Le droit international dans le contexte actuel
À la lumière des exemples qui peuvent être donnés, il apparaît primordial de préserver les droits qui permettent aux travailleurs et travailleuses de se défendre pour des conditions de travail et de salaire dignes. Dans un contexte où la globalisation prend son essor autant dans la sphère privée que sur le marché du travail, il est plus que nécessaire de préserver des relations internationales, afin de garantir des normes qui protègent les intérêts des Etats et des populations. Ce qu’il y a de particulier en Suisse, c’est que les citoyens suisses peuvent se prononcer s’ils le souhaitent sur de nombreux traités internationaux et décider, en votation populaire, s’ils acceptent pour la Suisse les avantages et les inconvénients prévus dans le traité en question. En outre, les traités que la Suisse décide de ratifier font l’objet de négociations au préalable pour qu’ils puissent s’appliquer à la réalité du droit suisse. Le droit international n’est donc pas un droit imposé et autoritaire, mais fait au contraire l’objet de négociations et d’un consentement entre les Etats.

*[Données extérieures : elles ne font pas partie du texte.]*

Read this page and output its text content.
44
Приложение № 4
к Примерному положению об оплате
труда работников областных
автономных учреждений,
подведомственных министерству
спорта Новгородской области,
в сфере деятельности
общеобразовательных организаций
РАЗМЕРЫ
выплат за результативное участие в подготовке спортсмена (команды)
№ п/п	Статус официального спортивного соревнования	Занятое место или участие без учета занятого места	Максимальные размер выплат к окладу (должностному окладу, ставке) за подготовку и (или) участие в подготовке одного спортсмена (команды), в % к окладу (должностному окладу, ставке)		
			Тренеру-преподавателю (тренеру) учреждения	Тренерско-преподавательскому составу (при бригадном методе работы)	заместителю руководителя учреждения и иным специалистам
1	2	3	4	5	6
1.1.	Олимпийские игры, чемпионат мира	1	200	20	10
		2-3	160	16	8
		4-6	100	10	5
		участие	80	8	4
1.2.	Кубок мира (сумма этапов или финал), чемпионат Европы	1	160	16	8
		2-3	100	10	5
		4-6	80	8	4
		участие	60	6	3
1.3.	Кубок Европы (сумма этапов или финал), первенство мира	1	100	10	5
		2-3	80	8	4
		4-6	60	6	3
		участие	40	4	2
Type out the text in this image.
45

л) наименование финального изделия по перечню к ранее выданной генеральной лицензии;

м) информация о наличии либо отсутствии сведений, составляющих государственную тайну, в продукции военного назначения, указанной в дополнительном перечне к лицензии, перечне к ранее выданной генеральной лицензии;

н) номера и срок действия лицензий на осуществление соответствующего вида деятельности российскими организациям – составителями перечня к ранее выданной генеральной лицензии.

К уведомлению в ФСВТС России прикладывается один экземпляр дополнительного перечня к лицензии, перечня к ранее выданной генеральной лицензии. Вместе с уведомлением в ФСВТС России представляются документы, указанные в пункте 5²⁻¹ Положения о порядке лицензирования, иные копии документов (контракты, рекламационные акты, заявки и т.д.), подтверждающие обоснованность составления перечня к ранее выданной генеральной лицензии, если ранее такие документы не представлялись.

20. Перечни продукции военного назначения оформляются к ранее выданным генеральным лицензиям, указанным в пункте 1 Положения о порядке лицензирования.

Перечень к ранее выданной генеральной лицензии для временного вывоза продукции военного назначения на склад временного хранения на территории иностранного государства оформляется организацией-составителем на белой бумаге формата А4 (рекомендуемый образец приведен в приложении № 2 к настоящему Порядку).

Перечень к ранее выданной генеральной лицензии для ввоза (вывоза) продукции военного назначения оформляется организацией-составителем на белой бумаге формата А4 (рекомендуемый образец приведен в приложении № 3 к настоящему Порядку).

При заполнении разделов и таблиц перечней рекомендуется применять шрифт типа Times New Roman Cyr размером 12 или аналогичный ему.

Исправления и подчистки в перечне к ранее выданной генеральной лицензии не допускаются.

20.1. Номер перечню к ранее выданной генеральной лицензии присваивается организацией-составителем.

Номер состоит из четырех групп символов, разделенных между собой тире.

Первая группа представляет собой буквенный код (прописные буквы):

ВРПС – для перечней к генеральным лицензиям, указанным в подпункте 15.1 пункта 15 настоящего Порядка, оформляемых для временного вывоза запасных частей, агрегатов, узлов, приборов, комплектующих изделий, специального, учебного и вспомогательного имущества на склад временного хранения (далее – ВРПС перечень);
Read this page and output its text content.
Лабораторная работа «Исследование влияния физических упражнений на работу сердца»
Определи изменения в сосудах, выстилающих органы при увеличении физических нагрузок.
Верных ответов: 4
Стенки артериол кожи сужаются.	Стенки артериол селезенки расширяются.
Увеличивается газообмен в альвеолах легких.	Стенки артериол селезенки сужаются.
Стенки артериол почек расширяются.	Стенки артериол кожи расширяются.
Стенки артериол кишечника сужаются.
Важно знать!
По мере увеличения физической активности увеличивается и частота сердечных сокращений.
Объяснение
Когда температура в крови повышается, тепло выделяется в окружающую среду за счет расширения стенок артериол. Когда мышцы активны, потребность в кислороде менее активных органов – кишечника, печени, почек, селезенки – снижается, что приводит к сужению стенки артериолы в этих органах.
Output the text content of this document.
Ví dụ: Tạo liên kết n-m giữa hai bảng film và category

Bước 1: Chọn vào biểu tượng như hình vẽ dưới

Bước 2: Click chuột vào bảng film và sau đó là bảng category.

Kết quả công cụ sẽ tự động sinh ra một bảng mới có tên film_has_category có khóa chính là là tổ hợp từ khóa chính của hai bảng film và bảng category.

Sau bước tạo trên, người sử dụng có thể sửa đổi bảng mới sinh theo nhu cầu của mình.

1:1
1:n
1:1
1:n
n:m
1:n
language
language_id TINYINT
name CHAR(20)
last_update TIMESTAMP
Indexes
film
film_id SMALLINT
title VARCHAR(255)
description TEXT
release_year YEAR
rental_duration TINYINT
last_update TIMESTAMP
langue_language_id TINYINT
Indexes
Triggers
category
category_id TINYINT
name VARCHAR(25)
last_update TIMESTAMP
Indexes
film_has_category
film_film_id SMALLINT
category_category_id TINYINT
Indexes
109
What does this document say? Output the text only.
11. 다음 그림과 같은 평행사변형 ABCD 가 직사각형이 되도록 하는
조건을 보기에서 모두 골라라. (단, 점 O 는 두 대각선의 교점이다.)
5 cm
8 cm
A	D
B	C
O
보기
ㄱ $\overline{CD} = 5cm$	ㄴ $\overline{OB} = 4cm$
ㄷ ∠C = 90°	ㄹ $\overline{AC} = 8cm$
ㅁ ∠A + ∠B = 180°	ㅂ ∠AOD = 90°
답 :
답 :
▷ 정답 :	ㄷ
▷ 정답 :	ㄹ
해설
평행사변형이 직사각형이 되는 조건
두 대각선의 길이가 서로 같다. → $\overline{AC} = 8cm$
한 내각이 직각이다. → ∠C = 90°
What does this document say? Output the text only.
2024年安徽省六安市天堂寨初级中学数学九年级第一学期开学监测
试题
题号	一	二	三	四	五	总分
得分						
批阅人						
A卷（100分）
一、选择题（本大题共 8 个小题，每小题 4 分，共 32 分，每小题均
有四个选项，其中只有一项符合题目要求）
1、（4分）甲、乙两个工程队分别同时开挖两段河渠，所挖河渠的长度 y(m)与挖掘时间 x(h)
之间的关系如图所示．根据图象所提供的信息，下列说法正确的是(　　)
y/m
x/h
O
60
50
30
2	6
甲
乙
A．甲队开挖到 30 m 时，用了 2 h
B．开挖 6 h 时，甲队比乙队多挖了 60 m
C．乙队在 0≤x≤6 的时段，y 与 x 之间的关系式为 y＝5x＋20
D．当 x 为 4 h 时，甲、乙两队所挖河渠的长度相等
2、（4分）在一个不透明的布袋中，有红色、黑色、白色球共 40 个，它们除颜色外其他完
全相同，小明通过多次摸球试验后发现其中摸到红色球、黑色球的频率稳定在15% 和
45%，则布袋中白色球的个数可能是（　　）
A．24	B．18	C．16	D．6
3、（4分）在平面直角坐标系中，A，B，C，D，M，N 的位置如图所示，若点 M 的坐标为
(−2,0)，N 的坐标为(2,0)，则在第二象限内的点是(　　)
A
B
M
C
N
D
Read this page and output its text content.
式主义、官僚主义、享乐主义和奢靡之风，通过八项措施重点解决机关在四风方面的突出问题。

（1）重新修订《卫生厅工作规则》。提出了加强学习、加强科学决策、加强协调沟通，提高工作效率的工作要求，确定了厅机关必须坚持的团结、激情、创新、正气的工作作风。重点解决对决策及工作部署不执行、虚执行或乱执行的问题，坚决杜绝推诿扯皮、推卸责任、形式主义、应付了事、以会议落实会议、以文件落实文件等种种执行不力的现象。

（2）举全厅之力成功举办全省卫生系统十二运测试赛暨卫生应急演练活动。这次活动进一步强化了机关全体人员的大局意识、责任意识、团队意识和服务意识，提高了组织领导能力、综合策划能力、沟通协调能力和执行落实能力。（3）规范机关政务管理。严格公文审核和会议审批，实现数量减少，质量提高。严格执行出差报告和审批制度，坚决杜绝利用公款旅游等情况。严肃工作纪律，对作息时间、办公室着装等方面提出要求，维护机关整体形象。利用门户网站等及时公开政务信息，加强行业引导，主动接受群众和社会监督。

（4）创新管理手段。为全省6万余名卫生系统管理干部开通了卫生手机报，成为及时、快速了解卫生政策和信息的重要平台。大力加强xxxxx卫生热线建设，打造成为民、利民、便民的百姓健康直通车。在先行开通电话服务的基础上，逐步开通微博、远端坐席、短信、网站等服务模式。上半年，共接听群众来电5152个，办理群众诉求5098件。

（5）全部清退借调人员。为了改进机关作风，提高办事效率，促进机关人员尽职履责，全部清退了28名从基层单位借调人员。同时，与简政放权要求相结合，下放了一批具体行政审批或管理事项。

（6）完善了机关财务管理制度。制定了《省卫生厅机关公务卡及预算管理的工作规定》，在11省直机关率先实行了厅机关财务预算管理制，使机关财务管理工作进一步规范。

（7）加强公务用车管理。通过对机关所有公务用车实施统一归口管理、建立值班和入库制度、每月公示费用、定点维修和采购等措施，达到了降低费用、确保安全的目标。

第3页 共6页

Refuser cette initiative, c’est préserver ses droits !
Pour les travailleurs et travailleuses qui devront voter le 25 novembre, il est donc important de comprendre le contexte dans lequel s’inscrit le droit international et quels aspects de la vie professionnelle peuvent être touchés. En plus de cela, il importe également de savoir qu’une grande partie du droit international fait partie intégrante du droit interne suisse, puisque la plupart des droits fondamentaux ont été intégrés dans notre Constitution. Le droit international n’est donc pas un droit étranger, mais un bien adapté à la réalité du droit suisse. Par ailleurs, lorsqu’il est question de défendre et de faire valoir ses droits devant la Cour européenne des droits de l’homme, ce sont des juges en provenance des pays signataires de la CEDH qui prennent une décision. La Suisse a elle aussi un juge qui siège à la CEDH et donc l’appellation « juges étrangers » ne sert qu’à induire en erreur. Afin de pouvoir préserver certains droits concrets et de continuer à les faire valoir autant devant des tribunaux suisses que devant des instances internationales, le NON à l’initiative devra être la réponse des travailleurs et travailleuses glissée dans les urnes du 25 novembre.